In winter, I put out food and water on a regular basis. In severe weather, I feed twice daily: in the morning and in the early afternoon. During summer I cut down to once daily, in the morning, with a good mix of Black sunflower seeds, pinhead oatmeal, soaked sultanas, raisins and currants, mild grated cheese, mealworms, mixes for insectivorous birds and good seed mixtures. Soft apples and pears cut in half, bananas and grapes are also good. Some people use soaked dog or cat food and tinned pet foods, but these may attract rats, crows and cats. Avoid using peanuts, fat and bread in summer, since these can be harmful if adult birds feed them to their nestlings.

Fill a pine cone with peanut butter and then roll it in some bird seed. Tie your pine cone to a tree with a piece of string or wire and soon you will have dozens of new feathered friends flocking into your garden for this lovely snack.

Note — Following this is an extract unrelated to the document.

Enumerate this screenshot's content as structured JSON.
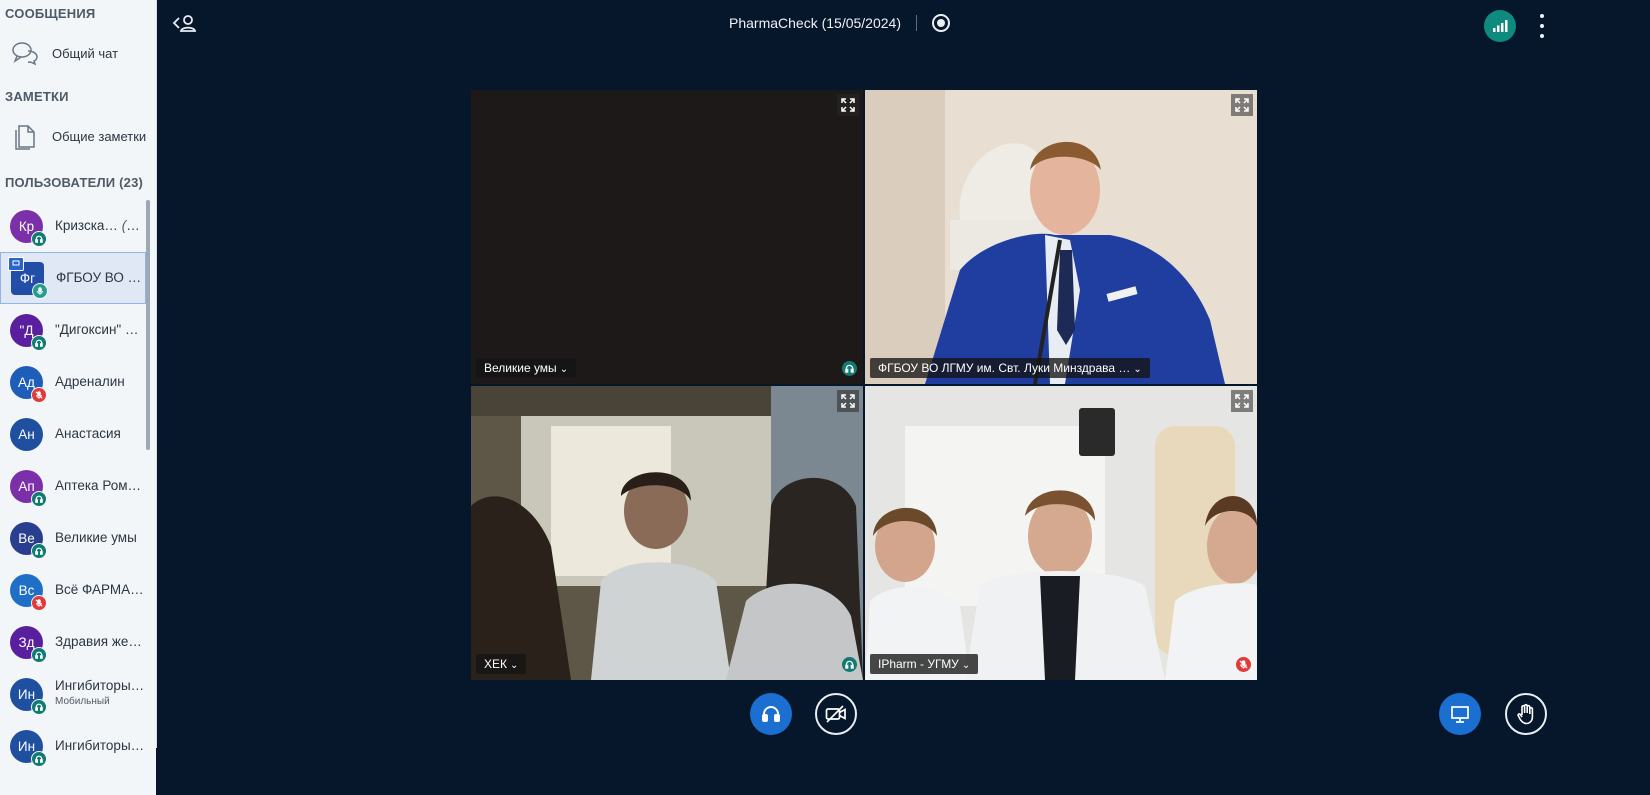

A quick, easy and inexpensive way to cater for the fruit eaters is to bend a wire coat hanger into a heart-shape. Add another piece of soft, pliable wire to the top of the hanger onto which to attach the apple, hang in a tree and voila! bob's your uncle! The Black-headed Orioles regularly visit to enjoy the fruit I put out.

This is the scene that greets me most mornings when I go out to fill the feeders and feeding tables. This crowd is a mix of Buntings, Larks, Canaries, Weavers, Laughing Doves and possibly a few Queleas as well.

Laughing Doves, patiently waiting, etched against the cold, blue sky

 Weavers waiting for me to finish, enjoying the sun in the bare peach tree

As soon as I turn my back after filling all the various feeders, everybody swarms down to see what is on offer!

A feeder that can do double duty as a seed bowl or a water dish

A seed cage keeps waste to the minimum

Birds require high energy (high fat) foods during the cold winter weather to maintain their fat reserves to survive the frosty nights. Use only good quality food and scraps. A suet feeder, like the one above, provides them with a good source of fat and protein.

A Cape Robin enjoying some of the fruit on offer.

Experts disagree about whether backyard bird feeding will significantly help bird populations. But feeding certainly can help individual birds in your neighbourhood.

And don't worry if you must stop feeding briefly—while going on holiday, for example. In all but the most severe weather conditions, wild birds will find other food in your absence, particularly in suburban areas where other birdfeeders are just a short flight away. If you live in a rural or isolated area, however, try to arrange to have a neighbor maintain the feeders during winter absences.